情報を集めることは、決断を急かすものではなく、あなたの選択肢を広げてくれるものです。
▼育児中でも使いやすい転職サイトをまとめています。まず見てみるだけでもOKです。

まとめ|あなたの「辞めたい」は正直な声

育休明けに看護師を辞めたいと思うのは、弱さではありません。
体と心が正直に「今は限界」と教えてくれているサインです。
私自身、妊娠・出産を機に看護師を離れたとき、「こんなに頑張ってきた仕事を手放していいのか」という葛藤がありました。
でも今、2人の子どもと向き合う日々の中で、「あの選択は間違っていなかった」と思えています。
辞めることも、続けることも、転職することも、休むことも、すべて正しい選択になりえます。

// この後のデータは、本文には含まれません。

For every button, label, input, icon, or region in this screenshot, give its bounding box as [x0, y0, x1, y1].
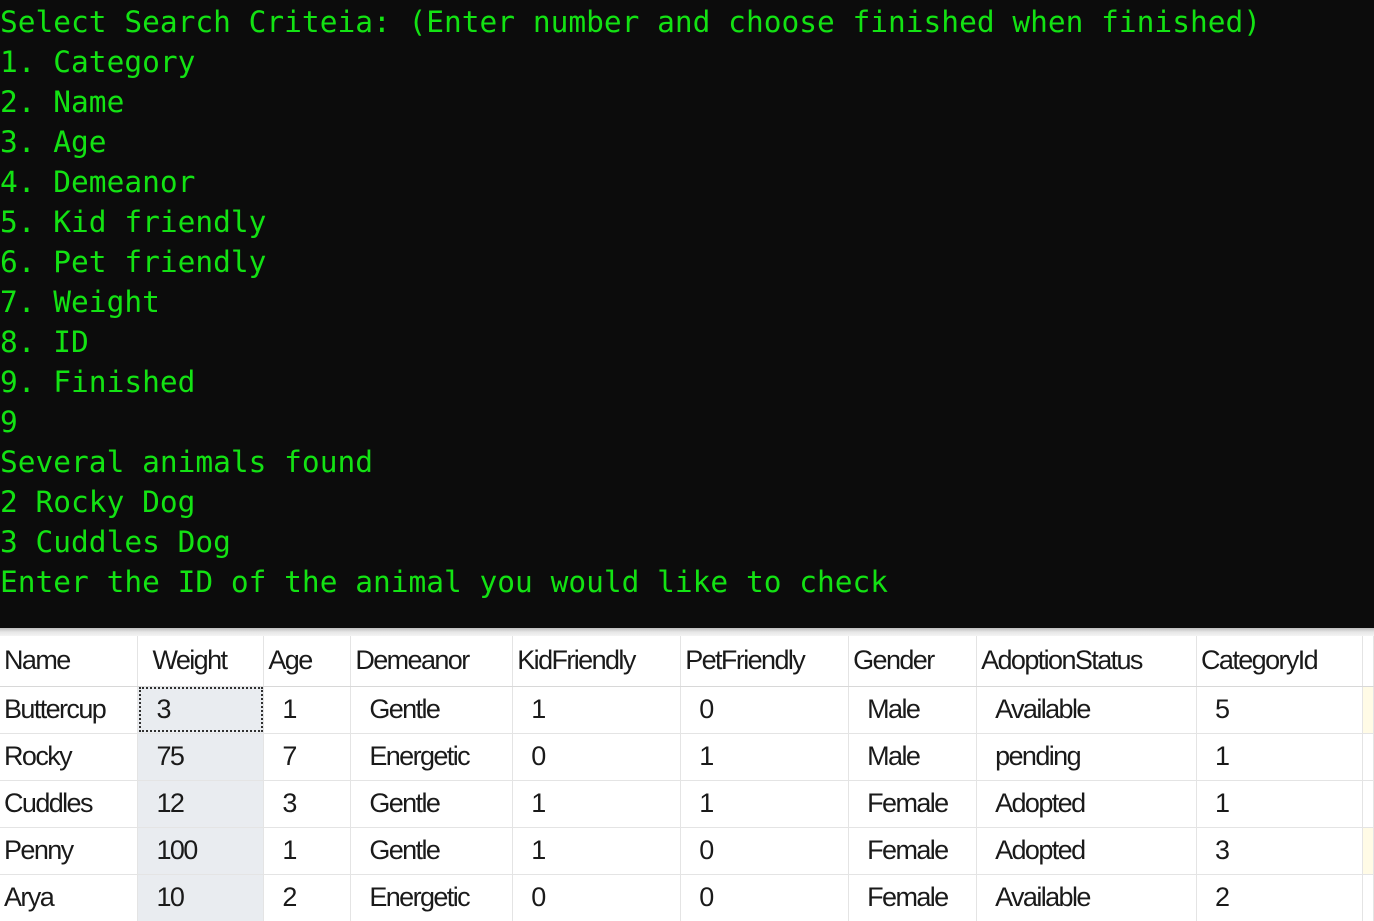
cell-pet-friendly[interactable]: 0 — [680, 827, 850, 875]
cell-category-id[interactable]: 1 — [1196, 733, 1363, 781]
console-line-prompt-header: Select Search Criteia: (Enter number and… — [0, 5, 1261, 39]
cell-weight[interactable]: 10 — [137, 874, 265, 921]
row-edge — [1362, 874, 1374, 921]
row-edge — [1362, 780, 1374, 828]
cell-pet-friendly[interactable]: 0 — [680, 874, 850, 921]
table-row[interactable]: Cuddles 12 3 Gentle 1 1 Female Adopted 1 — [0, 780, 1374, 828]
row-edge — [1362, 827, 1374, 875]
cell-age[interactable]: 1 — [263, 686, 352, 734]
cell-adoption-status[interactable]: Available — [976, 874, 1198, 921]
cell-pet-friendly[interactable]: 1 — [680, 733, 850, 781]
cell-age[interactable]: 2 — [263, 874, 352, 921]
cell-adoption-status[interactable]: pending — [976, 733, 1198, 781]
console-window: Select Search Criteia: (Enter number and… — [0, 0, 1374, 628]
cell-kid-friendly[interactable]: 0 — [512, 874, 682, 921]
cell-category-id[interactable]: 2 — [1196, 874, 1363, 921]
console-line-result-summary: Several animals found — [0, 445, 373, 479]
cell-kid-friendly[interactable]: 1 — [512, 827, 682, 875]
cell-gender[interactable]: Female — [848, 827, 978, 875]
column-header-weight[interactable]: Weight — [137, 636, 265, 687]
table-row[interactable]: Penny 100 1 Gentle 1 0 Female Adopted 3 — [0, 827, 1374, 875]
console-line-result-rocky: 2 Rocky Dog — [0, 485, 196, 519]
cell-demeanor[interactable]: Gentle — [350, 827, 514, 875]
results-grid: Name Weight Age Demeanor KidFriendly Pet… — [0, 636, 1374, 921]
column-header-adoption-status[interactable]: AdoptionStatus — [976, 636, 1198, 687]
table-row[interactable]: Rocky 75 7 Energetic 0 1 Male pending 1 — [0, 733, 1374, 781]
animals-table: Name Weight Age Demeanor KidFriendly Pet… — [0, 636, 1374, 921]
row-edge — [1362, 733, 1374, 781]
cell-weight-selected[interactable]: 3 — [137, 686, 265, 734]
cell-demeanor[interactable]: Energetic — [350, 733, 514, 781]
cell-name[interactable]: Penny — [0, 827, 139, 875]
cell-demeanor[interactable]: Energetic — [350, 874, 514, 921]
cell-age[interactable]: 7 — [263, 733, 352, 781]
header-edge — [1362, 636, 1374, 687]
table-row[interactable]: Buttercup 3 1 Gentle 1 0 Male Available … — [0, 686, 1374, 734]
pane-separator[interactable] — [0, 628, 1374, 636]
cell-category-id[interactable]: 5 — [1196, 686, 1363, 734]
console-line-option-finished: 9. Finished — [0, 365, 196, 399]
cell-name[interactable]: Buttercup — [0, 686, 139, 734]
cell-name[interactable]: Rocky — [0, 733, 139, 781]
cell-category-id[interactable]: 3 — [1196, 827, 1363, 875]
cell-adoption-status[interactable]: Adopted — [976, 827, 1198, 875]
console-line-option-kid-friendly: 5. Kid friendly — [0, 205, 267, 239]
console-line-option-age: 3. Age — [0, 125, 107, 159]
table-header-row: Name Weight Age Demeanor KidFriendly Pet… — [0, 636, 1374, 687]
cell-kid-friendly[interactable]: 1 — [512, 780, 682, 828]
column-header-gender[interactable]: Gender — [848, 636, 978, 687]
cell-category-id[interactable]: 1 — [1196, 780, 1363, 828]
console-line-option-name: 2. Name — [0, 85, 125, 119]
cell-adoption-status[interactable]: Available — [976, 686, 1198, 734]
cell-weight[interactable]: 100 — [137, 827, 265, 875]
cell-pet-friendly[interactable]: 1 — [680, 780, 850, 828]
cell-age[interactable]: 1 — [263, 827, 352, 875]
cell-demeanor[interactable]: Gentle — [350, 780, 514, 828]
console-line-id-prompt[interactable]: Enter the ID of the animal you would lik… — [0, 562, 1374, 602]
console-line-option-weight: 7. Weight — [0, 285, 160, 319]
cell-gender[interactable]: Male — [848, 686, 978, 734]
console-line-option-id: 8. ID — [0, 325, 89, 359]
cell-kid-friendly[interactable]: 0 — [512, 733, 682, 781]
table-row[interactable]: Arya 10 2 Energetic 0 0 Female Available… — [0, 874, 1374, 921]
cell-adoption-status[interactable]: Adopted — [976, 780, 1198, 828]
cell-name[interactable]: Arya — [0, 874, 139, 921]
column-header-category-id[interactable]: CategoryId — [1196, 636, 1363, 687]
cell-gender[interactable]: Female — [848, 874, 978, 921]
column-header-name[interactable]: Name — [0, 636, 139, 687]
cell-gender[interactable]: Male — [848, 733, 978, 781]
cell-weight[interactable]: 12 — [137, 780, 265, 828]
cell-weight[interactable]: 75 — [137, 733, 265, 781]
column-header-demeanor[interactable]: Demeanor — [350, 636, 514, 687]
column-header-kid-friendly[interactable]: KidFriendly — [512, 636, 682, 687]
console-line-result-cuddles: 3 Cuddles Dog — [0, 525, 231, 559]
console-line-option-demeanor: 4. Demeanor — [0, 165, 196, 199]
row-edge — [1362, 686, 1374, 734]
console-line-user-input: 9 — [0, 405, 18, 439]
console-line-option-category: 1. Category — [0, 45, 196, 79]
cell-name[interactable]: Cuddles — [0, 780, 139, 828]
cell-kid-friendly[interactable]: 1 — [512, 686, 682, 734]
column-header-pet-friendly[interactable]: PetFriendly — [680, 636, 850, 687]
console-line-option-pet-friendly: 6. Pet friendly — [0, 245, 267, 279]
cell-pet-friendly[interactable]: 0 — [680, 686, 850, 734]
cell-age[interactable]: 3 — [263, 780, 352, 828]
cell-demeanor[interactable]: Gentle — [350, 686, 514, 734]
column-header-age[interactable]: Age — [263, 636, 352, 687]
cell-gender[interactable]: Female — [848, 780, 978, 828]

大切なのは、誰かの正解に合わせるのではなく、自分の体と心に正直でいることです。
もし転職や働き方の変化を考えているなら、看護師専門の転職サービスに一度相談してみることをおすすめします。
育児中でも気軽に相談できるサービスが増えていますし、まず話を聞いてもらうだけでも、次の一歩が見えてくることがあります。
あなたが自分に正直な選択をできるよう、このブログが少しでも力になれたら嬉しいです。
最後まで読んでいただき、ありがとうございました。